With respect to events, the war has just ended, with death and dying everywhere.  He has been surrounded all summer, and one could argue all his life, with people who think they are gods, or sons of God, or play at being better than everyone else.  He has witnessed an argument for racial superiority, an assault on Myrtle, a jealous husband enraged, a manslaughter, (in which a pedestrian he knew was killed instantly, in a graphic way: "ripped her open"), a loving cover up (complete with confession), a framing for murder, a grief filled retaliation (inflicted on an innocent man), and a suicide.  I can relate to how this would be difficult to tell.  During a traumatic event, the brain shuts down anything that does not preserve life.  Therefore, some of the details become confused, including the order of events and exactly who did what.  In the telling and retelling of the story, sometimes it might seem that whoever was driving was not literally driving, or that people are more honest than they seem, or that Myrtle wasn't having an affair, etc. these may be coping mechanisms, but then maybe they're just simple lack of oxygen to the brain.  Nick isn't a liar.  Nobody's a liar.  It's all just a coping strategy, the whole book is a coping strategy.  For the trauma of the ending, for the trauma of life in the Jazz Age. (Unfortunately, many victims of trauma are called liars because they can't get their stories straight.  Or people think they're hiding something).

I'm interested in Kierkegaard's philosophy of how the ascetic move to the moral stage.  He says we find God because we fall into despair (true, sometimes).  Nick has certainly fallen into despair, but I would argue that young Mr.
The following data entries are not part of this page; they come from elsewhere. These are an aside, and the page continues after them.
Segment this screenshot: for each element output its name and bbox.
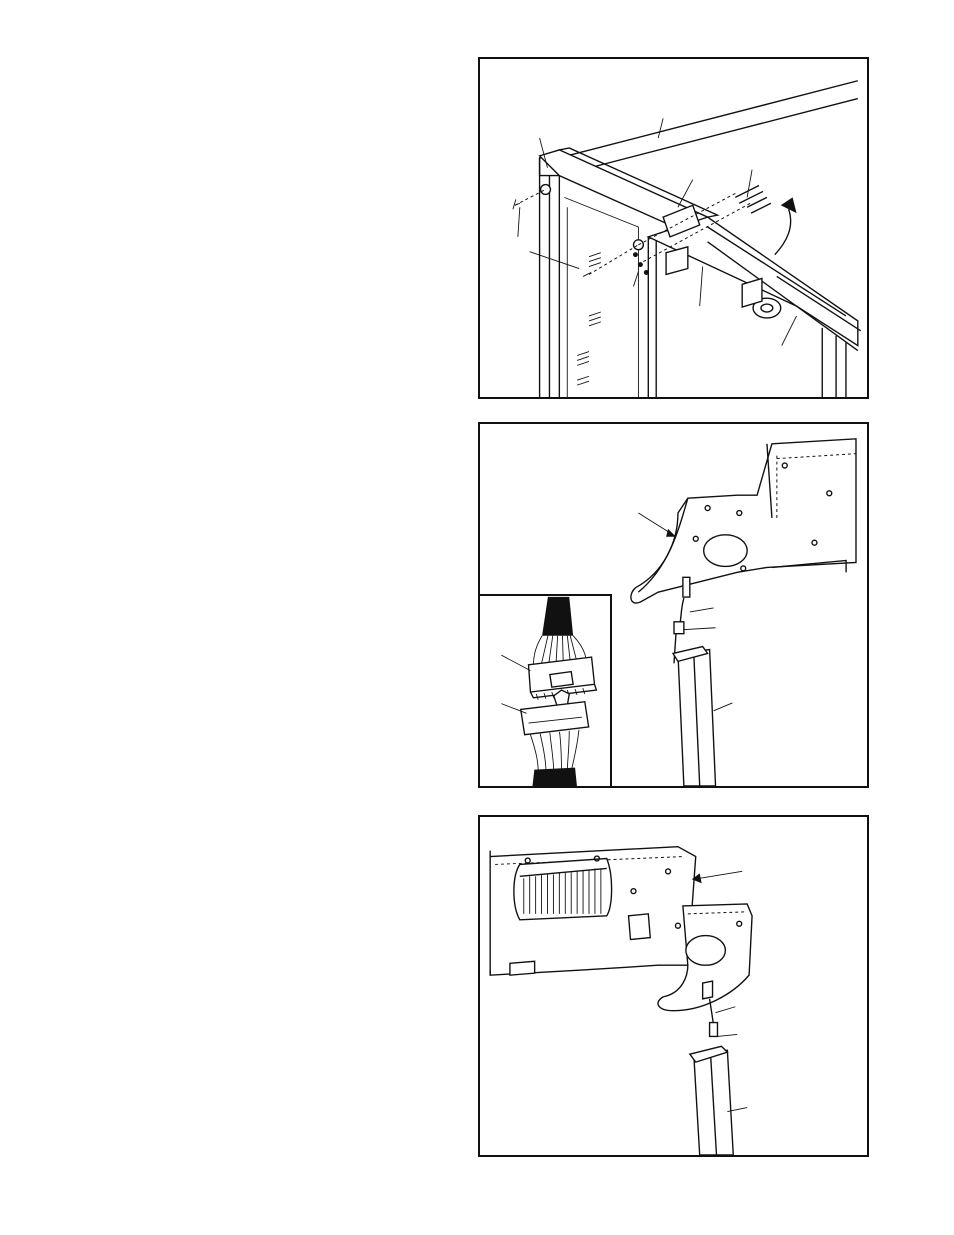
- connector-detail-illustration: [480, 596, 610, 788]
- wire-plug: [703, 981, 713, 999]
- console-speaker: [704, 535, 748, 567]
- leader-male: [501, 704, 526, 714]
- figure-console-wire-connection: [478, 422, 869, 788]
- leader-female: [501, 655, 530, 671]
- figure-console-attach-illustration: [480, 817, 867, 1155]
- instruction-text-column: [0, 0, 470, 1235]
- console-window: [629, 914, 651, 940]
- wire-plug: [683, 577, 690, 597]
- figure-console-base-attach: [478, 815, 869, 1157]
- curved-arrow-icon: [775, 197, 797, 254]
- motor-panel: [564, 197, 638, 397]
- console-ribbed-cover: [514, 859, 612, 920]
- connector-male: [521, 702, 589, 735]
- vent-slots: [577, 253, 601, 385]
- figure-upright-bolts-illustration: [480, 59, 867, 397]
- wire-strands-bottom: [530, 730, 579, 772]
- wire-bundle-bottom: [532, 768, 577, 787]
- console-speaker: [686, 936, 726, 966]
- console-base: [631, 439, 856, 603]
- upper-crossbar: [559, 81, 857, 158]
- wire-bundle-top: [542, 597, 573, 636]
- connector-detail-inset: [478, 594, 612, 788]
- figure-upright-bolts: [478, 57, 869, 399]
Carraway has not found God.  And I definitely don't think he is writing to God.  Instead, he writes about the events of his 30th birthday in an effort to ensure that he does not fall past God into something he cannot remedy.  Suicide cannot be remedied in this life, and there are some who say it cannot be even in the afterlife.  But above all, I believe Nick reason for writing is to "get somebody for [Gatsby]", as a final memorial to his friend, even if the only friend he "gets" is himself.  Or, in the imagination of that Baz Luhrmann, the doctor.



By the way, I don't think Meyer Wolfsheim is in despair, I think form his self protection is selfish.  He wants to run away from or let go of everyone after they die.  I think true despair is wanting to hold onto someone past everything else, and then realizing you can't.  Like Gatsby and his father, I know some things are too beautiful to let go of, even when it's obvious they're long gone.